In the air, now both feet down. Since you black, don't stick around. Food is gone, the rent is due, Curse and cry and then jump two.
All the people out of work, Hold for three, then twist and jerk. Cross the line, they count you out. That's what hopping's all about.
Both feet flat, the game is done. They think I lost. I think I won.
Maya Angelou (4 april 1928 – 28 mei 2014)
De Nederlandse schrijfster en hoorspelmaker Hanneke Hendrix werd geboren in Tegelen op 4 april 1980. Zie ook alle tags voor Hanneke Hendrix op dit blog.
Uit: De dyslectische-hartenclub
“'Is ze wel bij?' vroeg ik. 'Ze is zeker bij', zei Vandersteen. Daarna riep ze weer over het gordijn: 'Ze verstaat me prima!' 'We kunnen het verder uitstekend vinden', zei ze weer op normale toon. 'Zeg maar gerust dat het een meisje is. Wat zal ze zijn? Een jaar of twintig? Je kunt het niet zo goed zien. Ze is nogal verbrand.' 'Goh', zei ik. 'Zo te horen moet jij het ook niet echt van je uitgebreide vocabulaire hebben.' Ik schraapte mijn keel en keek haar aan. Ik had ondertussen het potloodje van mijn schoot gepakt en friemelde er wat mee. Vandersteen had haar armen over elkaar gevouwen en keek me indringend aan. Niet op een vervelende manier, vriendelijk. 'Ligt u al lang hier?' zei ik uiteindelijk. 'Een weekje of wat. Twee, drie, vier, vijf. Ik hou het allemaal niet meer zo bij. In het ziekenhuis dan, hè? Op deze kamer pas net. Sinds gister.' Aan de andere kant hoorde ik mevrouw X ademen, ze ademde steeds langzaam in door haar neus en blies dan in een korte stoot de lucht weer naar buiten. 'En zij?' Ik wees voor me uit en ook al zag mevrouw X dat niet, ik deed het toch met wat schroom. 'Ze werd gisteren binnengerold. Gezelligheid op de kamer, dacht ik. Dácht ik. Niet dus. En nou ben jij d'r.' 'Ik lag eerst ook alleen op een kamer', zei ik. 'Vond je dat fijner?' Ik haalde mijn schouders op. 'Op een gegeven moment word je te duur.' 'Ja', zei Vandersteen. 'En wat dacht je van die agent voor de deur?' 'Wie?' zei ik. Ik had op de vorige kamer ook een agent voor de deur gehad, maar dat hoefde Vandersteen niet te weten.”
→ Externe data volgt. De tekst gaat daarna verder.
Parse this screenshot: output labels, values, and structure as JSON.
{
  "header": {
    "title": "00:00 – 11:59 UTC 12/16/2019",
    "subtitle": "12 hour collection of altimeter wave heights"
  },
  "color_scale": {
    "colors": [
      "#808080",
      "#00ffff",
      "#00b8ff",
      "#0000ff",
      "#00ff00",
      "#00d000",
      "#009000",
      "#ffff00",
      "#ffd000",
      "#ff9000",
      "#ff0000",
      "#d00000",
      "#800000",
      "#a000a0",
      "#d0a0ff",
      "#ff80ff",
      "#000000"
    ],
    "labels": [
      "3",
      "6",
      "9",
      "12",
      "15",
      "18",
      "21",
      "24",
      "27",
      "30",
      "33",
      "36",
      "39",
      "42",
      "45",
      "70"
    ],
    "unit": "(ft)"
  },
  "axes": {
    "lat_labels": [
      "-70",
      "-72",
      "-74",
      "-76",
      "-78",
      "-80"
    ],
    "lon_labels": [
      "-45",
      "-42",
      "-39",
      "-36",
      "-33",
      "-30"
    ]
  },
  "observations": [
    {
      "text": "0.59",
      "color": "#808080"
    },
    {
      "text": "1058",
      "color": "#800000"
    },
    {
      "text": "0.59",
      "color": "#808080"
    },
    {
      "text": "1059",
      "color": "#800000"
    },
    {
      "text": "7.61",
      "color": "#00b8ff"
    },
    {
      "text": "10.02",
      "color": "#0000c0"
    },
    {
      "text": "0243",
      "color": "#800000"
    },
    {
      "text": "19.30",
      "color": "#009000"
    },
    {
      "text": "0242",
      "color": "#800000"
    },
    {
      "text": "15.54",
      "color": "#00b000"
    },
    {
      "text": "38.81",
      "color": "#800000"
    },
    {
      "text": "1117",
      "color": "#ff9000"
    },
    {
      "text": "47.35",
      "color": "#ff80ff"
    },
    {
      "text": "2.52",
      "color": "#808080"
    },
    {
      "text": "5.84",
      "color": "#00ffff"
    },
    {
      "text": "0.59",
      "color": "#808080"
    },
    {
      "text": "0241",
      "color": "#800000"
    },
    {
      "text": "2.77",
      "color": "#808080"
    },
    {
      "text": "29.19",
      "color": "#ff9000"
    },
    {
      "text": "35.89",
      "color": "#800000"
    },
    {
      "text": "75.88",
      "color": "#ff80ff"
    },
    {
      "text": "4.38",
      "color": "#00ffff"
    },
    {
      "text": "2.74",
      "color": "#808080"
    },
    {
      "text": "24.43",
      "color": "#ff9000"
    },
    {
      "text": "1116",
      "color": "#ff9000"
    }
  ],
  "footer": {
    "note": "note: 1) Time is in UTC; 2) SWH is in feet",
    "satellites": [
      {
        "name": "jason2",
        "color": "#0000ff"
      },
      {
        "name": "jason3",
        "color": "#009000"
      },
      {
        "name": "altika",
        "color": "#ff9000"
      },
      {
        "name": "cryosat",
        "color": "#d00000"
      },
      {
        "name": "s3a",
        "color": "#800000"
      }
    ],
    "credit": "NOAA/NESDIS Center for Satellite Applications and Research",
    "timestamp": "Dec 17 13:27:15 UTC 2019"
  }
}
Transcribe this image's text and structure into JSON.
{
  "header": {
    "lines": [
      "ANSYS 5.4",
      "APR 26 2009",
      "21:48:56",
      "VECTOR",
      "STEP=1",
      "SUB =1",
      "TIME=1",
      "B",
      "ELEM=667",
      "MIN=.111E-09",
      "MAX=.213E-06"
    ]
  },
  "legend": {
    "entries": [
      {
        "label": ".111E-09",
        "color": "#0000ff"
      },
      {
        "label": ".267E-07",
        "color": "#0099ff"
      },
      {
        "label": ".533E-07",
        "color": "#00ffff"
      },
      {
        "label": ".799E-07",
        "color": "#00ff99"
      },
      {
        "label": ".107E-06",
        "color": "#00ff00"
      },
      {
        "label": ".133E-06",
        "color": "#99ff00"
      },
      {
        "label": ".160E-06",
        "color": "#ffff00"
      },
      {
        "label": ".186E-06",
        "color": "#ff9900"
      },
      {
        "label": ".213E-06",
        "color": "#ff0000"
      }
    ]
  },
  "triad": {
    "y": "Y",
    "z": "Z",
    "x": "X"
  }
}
Hanneke Hendrix (Tegelen, 4 april 1980)
De Britse schrijfster E. L. James (pseudoniem van Erika Leonard) werd op 4 april 1963 in Buckinghamshire als Erika Mitchell geboren.Zie ook alle tags voor E. L. James op dit blog.
Uit: Fifty Shades of Grey
“I gave mom a bear hug and I felt her warmth along with her well wishes for me in our embrace. She knew how edgy I felt about Christian visiting our home. The next stop was mine and the churning in my belly told me exactly how anxious I really was. All too soon Collins parked in front of my building and carried our bags up to the fourth floor. Christian lifted our son from the car and held him close, Chris’ head resting on his broad shoulder. In an effort to dispel my angst I started jabbering as we walked. Even to my own ears I sounded overly chipper as I told him about Jo-Anne, the neighbour to the right of us. I mentioned that she had a son, the same age as Chris and how they were best friends – like only children can be. I stumbled through a list of all the good things I could tally about the building, that we’ve never had problems with crime and that it was well maintained – all the while feeling unreasonably defensive of the home I’ve made for us. What will Christian think? The pressure was eating away at me. At the front door I fumbled clumsily with the keys and wondered where the flowers I ordered were. I was expecting them to be waiting, ready to put me back on an even keel, restore the balance of power between us and maybe gain a clue to the depth of his reticence about our relationship. Oh well, nothing I can do about that now. Collins placed our bags in the hallway, nodded his goodbye and left to wait in the car. I quickly made my way to Chris’ room with Christian tailing behind. I turned down his bed and closed the curtains. Christian laid him down, ever so gently. He just stirred and turned on his side, still far away in the land of nod. I pulled off his shoes and Christian asked if he could tuck him in and sit with him for a while.”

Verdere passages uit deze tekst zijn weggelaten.